Hal itu disampaikan Nelfia Fauzana Kabid Perdagangan Disperindagkop UKM, Kabupaten Agam, Senin, (12/4/2021).

Dari hasil pantauan terdapat sejumlah harga barang kebutuhan pokok yang sudah mulai naik.

Nelfia menambahkan, harga kebutuhan pokok yang mengakami kenaikan itu seperti daging ayam broiler, daging sapi murni, cabai rawit, bawang merah, bawang prey, dan sayur- mayur.

Saat ini, harga daging ayam broiler Rp. 65 ribu/Kg, sebelumnya Rp. 60 ribu/Kg.

Kemudian, daging sapi murni harga sebelumnya Rp.120 ribu/Kg dan sekarang naik Rp10 ribu menjadi Rp130 ribu per kilo.

Harga sayur-mayur juga mengalami pelonjakan, seperti harga seperti buncis dari Rp.10 ribu menjadi Rp.20 ribu/Kg.

Sementara itu, Wortel dari harga Rp.10 ribu menjadi Rp.16 ribu/Kg,

Tapi, masih ada harga bahan pokok yang masih stabil, seperti beras benang pulau Rp.12 ribu/Kg, beras sokan Rp.12 ribu/Kg, beras Ir 42 Rp.11,5 ribu/Kg, beras benang paluang Rp.11 ribu/Kg, beras kuruik kusuik Rp.13,5 ribu/Kg, beras dolog Rp.9,5 ribu/Kg," jelasnya.

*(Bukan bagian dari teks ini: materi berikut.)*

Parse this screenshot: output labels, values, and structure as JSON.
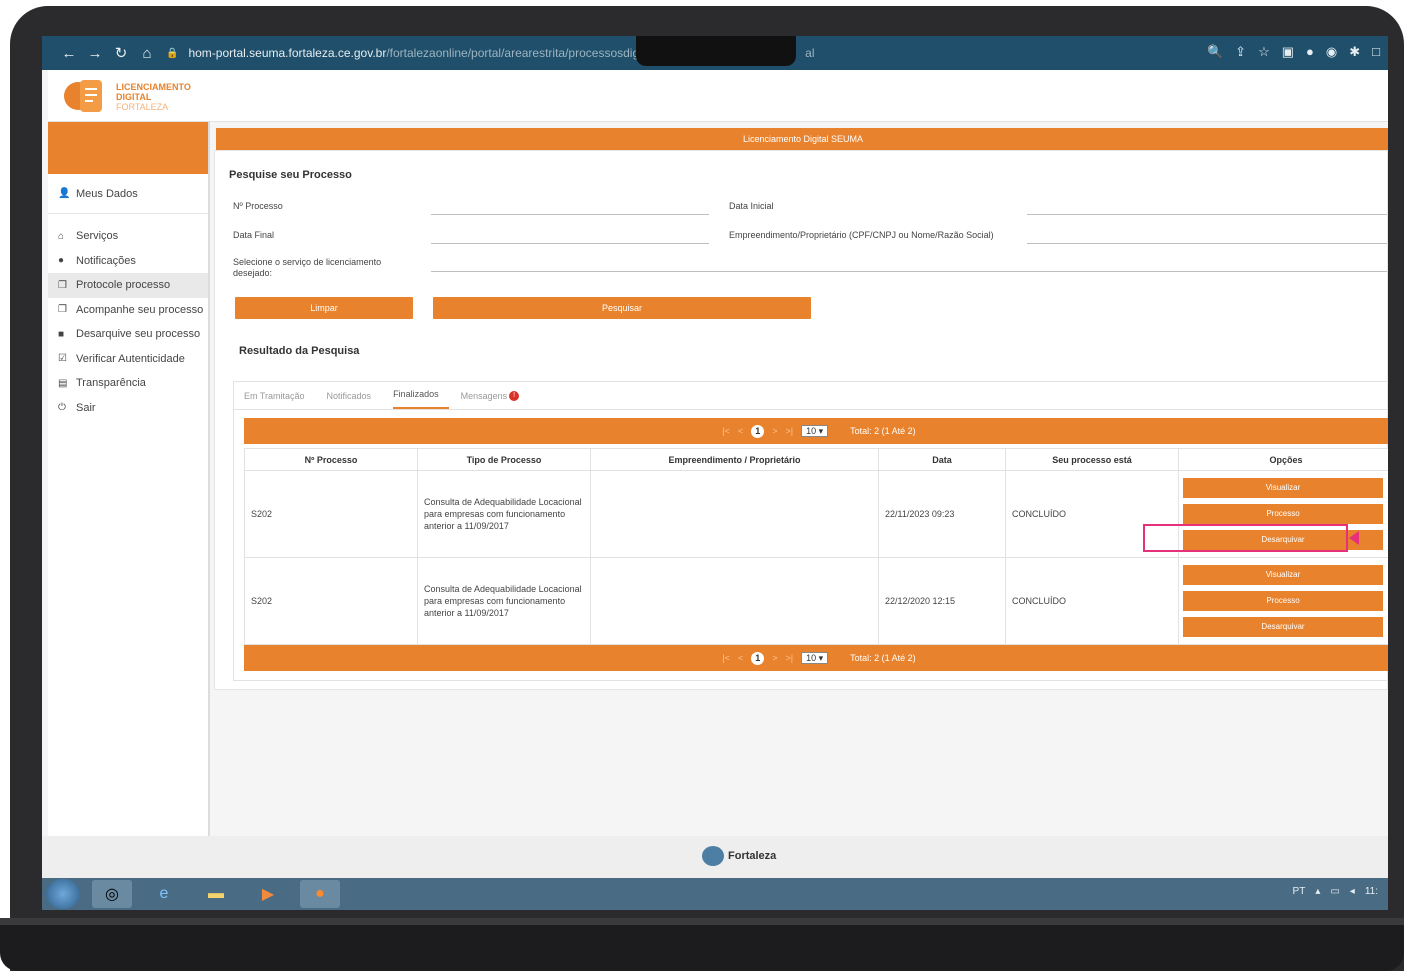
{
  "browser": {
    "url_host": "hom-portal.seuma.fortaleza.ce.gov.br",
    "url_path": "/fortalezaonline/portal/arearestrita/processosdigit",
    "url_tail": "al"
  },
  "logo": {
    "line1": "LICENCIAMENTO",
    "line2": "DIGITAL",
    "line3": "FORTALEZA"
  },
  "sidebar": {
    "user": "Meus Dados",
    "items": [
      {
        "label": "Serviços",
        "icon": "home-icon"
      },
      {
        "label": "Notificações",
        "icon": "alert-circle-icon"
      },
      {
        "label": "Protocole processo",
        "icon": "copy-icon"
      },
      {
        "label": "Acompanhe seu processo",
        "icon": "copy-icon"
      },
      {
        "label": "Desarquive seu processo",
        "icon": "archive-icon"
      },
      {
        "label": "Verificar Autenticidade",
        "icon": "check-square-icon"
      },
      {
        "label": "Transparência",
        "icon": "file-icon"
      },
      {
        "label": "Sair",
        "icon": "power-icon"
      }
    ]
  },
  "panel": {
    "title": "Licenciamento Digital SEUMA",
    "search_heading": "Pesquise seu Processo",
    "fields": {
      "processo": "Nº Processo",
      "data_inicial": "Data Inicial",
      "data_final": "Data Final",
      "empreendimento": "Empreendimento/Proprietário (CPF/CNPJ ou Nome/Razão Social)",
      "servico": "Selecione o serviço de licenciamento desejado:"
    },
    "limpar": "Limpar",
    "pesquisar": "Pesquisar",
    "result_heading": "Resultado da Pesquisa"
  },
  "tabs": [
    "Em Tramitação",
    "Notificados",
    "Finalizados",
    "Mensagens"
  ],
  "messages_badge": "!",
  "pager": {
    "page": "1",
    "per_page": "10",
    "total": "Total: 2 (1 Até 2)",
    "first": "|<",
    "prev": "<",
    "next": ">",
    "last": ">|"
  },
  "table": {
    "headers": [
      "Nº Processo",
      "Tipo de Processo",
      "Empreendimento / Proprietário",
      "Data",
      "Seu processo está",
      "Opções"
    ],
    "rows": [
      {
        "processo": "S202",
        "tipo": "Consulta de Adequabilidade Locacional para empresas com funcionamento anterior a 11/09/2017",
        "empreendimento": "",
        "data": "22/11/2023 09:23",
        "status": "CONCLUÍDO"
      },
      {
        "processo": "S202",
        "tipo": "Consulta de Adequabilidade Locacional para empresas com funcionamento anterior a 11/09/2017",
        "empreendimento": "",
        "data": "22/12/2020 12:15",
        "status": "CONCLUÍDO"
      }
    ],
    "options": {
      "visualizar": "Visualizar",
      "processo": "Processo",
      "desarquivar": "Desarquivar"
    }
  },
  "footer": {
    "brand": "Fortaleza"
  },
  "tray": {
    "lang": "PT",
    "time": "11:"
  },
  "colors": {
    "accent": "#e8822c",
    "browser": "#1f4f6a",
    "highlight": "#e6307a"
  }
}
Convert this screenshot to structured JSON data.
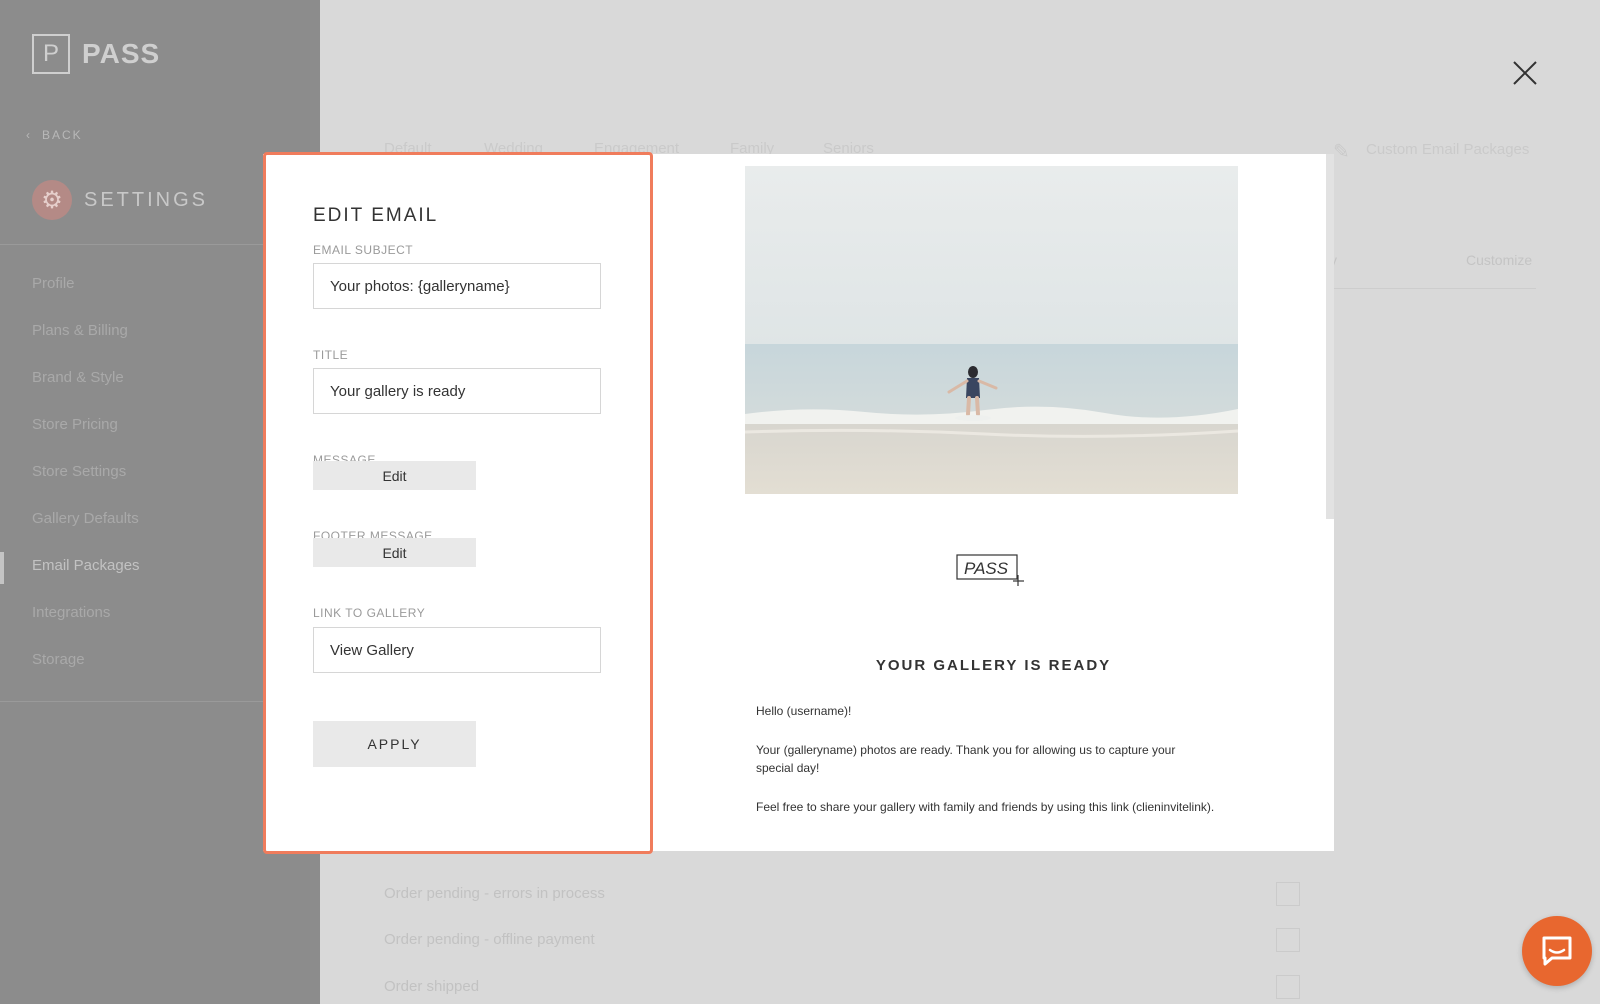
{
  "app": {
    "logo_mark": "P",
    "logo_text": "PASS",
    "back_label": "BACK",
    "section_title": "SETTINGS"
  },
  "sidebar": {
    "items": [
      {
        "label": "Profile"
      },
      {
        "label": "Plans & Billing"
      },
      {
        "label": "Brand & Style"
      },
      {
        "label": "Store Pricing"
      },
      {
        "label": "Store Settings"
      },
      {
        "label": "Gallery Defaults"
      },
      {
        "label": "Email Packages",
        "active": true
      },
      {
        "label": "Integrations"
      },
      {
        "label": "Storage"
      }
    ]
  },
  "background": {
    "tabs": [
      "Default",
      "Wedding",
      "Engagement",
      "Family",
      "Seniors"
    ],
    "custom_packages_label": "Custom Email Packages",
    "column_fragment": "y",
    "customize_label": "Customize",
    "rows": [
      "Order pending - errors in process",
      "Order pending - offline payment",
      "Order shipped"
    ]
  },
  "edit_form": {
    "title": "EDIT EMAIL",
    "email_subject_label": "EMAIL SUBJECT",
    "email_subject_value": "Your photos: {galleryname}",
    "title_label": "TITLE",
    "title_value": "Your gallery is ready",
    "message_label": "MESSAGE",
    "message_button": "Edit",
    "footer_label": "FOOTER MESSAGE",
    "footer_button": "Edit",
    "link_label": "LINK TO GALLERY",
    "link_value": "View Gallery",
    "apply_button": "APPLY"
  },
  "preview": {
    "logo_text": "PASS",
    "title": "YOUR GALLERY IS READY",
    "paragraphs": [
      "Hello (username)!",
      "Your (galleryname) photos are ready. Thank you for allowing us to capture your special day!",
      "Feel free to share your gallery with family and friends by using this link (clieninvitelink)."
    ]
  },
  "icons": {
    "close": "close-icon",
    "chat": "chat-icon",
    "settings": "gear-icon",
    "back": "chevron-left-icon",
    "edit": "pencil-icon"
  },
  "colors": {
    "accent": "#f07c5c",
    "chat": "#e8672f",
    "overlay": "#d9d9d9",
    "sidebar": "#8c8c8c"
  }
}
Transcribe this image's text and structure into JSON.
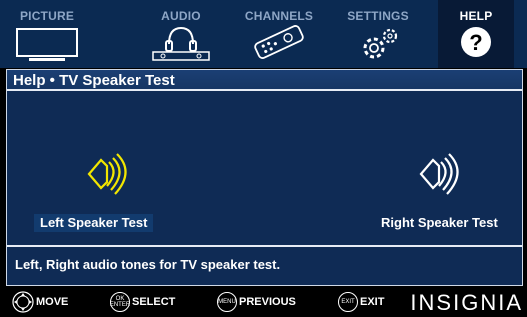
{
  "nav": {
    "tabs": [
      {
        "label": "PICTURE",
        "icon": "tv-icon",
        "active": false
      },
      {
        "label": "AUDIO",
        "icon": "speaker-icon",
        "active": false
      },
      {
        "label": "CHANNELS",
        "icon": "remote-icon",
        "active": false
      },
      {
        "label": "SETTINGS",
        "icon": "gear-icon",
        "active": false
      },
      {
        "label": "HELP",
        "icon": "help-icon",
        "active": true
      }
    ]
  },
  "panel": {
    "title": "Help • TV Speaker Test",
    "left_label": "Left Speaker Test",
    "right_label": "Right Speaker Test",
    "description": "Left, Right audio tones for TV speaker test."
  },
  "footer": {
    "move": "MOVE",
    "select": "SELECT",
    "previous": "PREVIOUS",
    "exit": "EXIT",
    "ok_key": "OK ENTER",
    "menu_key": "MENU",
    "exit_key": "EXIT",
    "brand": "INSIGNIA"
  },
  "colors": {
    "nav_bg": "#0b2a52",
    "panel_bg": "#0f2b55",
    "accent_yellow": "#f2e600",
    "inactive_text": "#8ea6c6"
  }
}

Devi (35) Salah seorang pedagang sayur-mayur di Pasar Mudiak Lubuk Basung mengatakan, harga cabai rawit juga mengalami kenaikan.

"Sebelumnya, harga cabai rawit Rp. 40 ribu/Kg, mengalami kenaikan sebesar Rp. 20 ribu.

Jadi, saat ini harga cabai rawit Rp. 60 ribu/Kg," katanya.

Dikatakannya, penyebab kenaikan harga cabai rawit tersebut karena dipasok dari luar daerah.

Hal ini dipicu karena beberapa hari lalu cuaca hujan tinggi sehingga distribusi cabai rawit menjadi terkendala karena itu harganya mengalami kenaikan.

Kebutuhan masyarakat pada awal puasa mengalami peningkatan, harga bawang merah dan bawang pray juga naik, kata Nelfia Fauzana mengakhiri.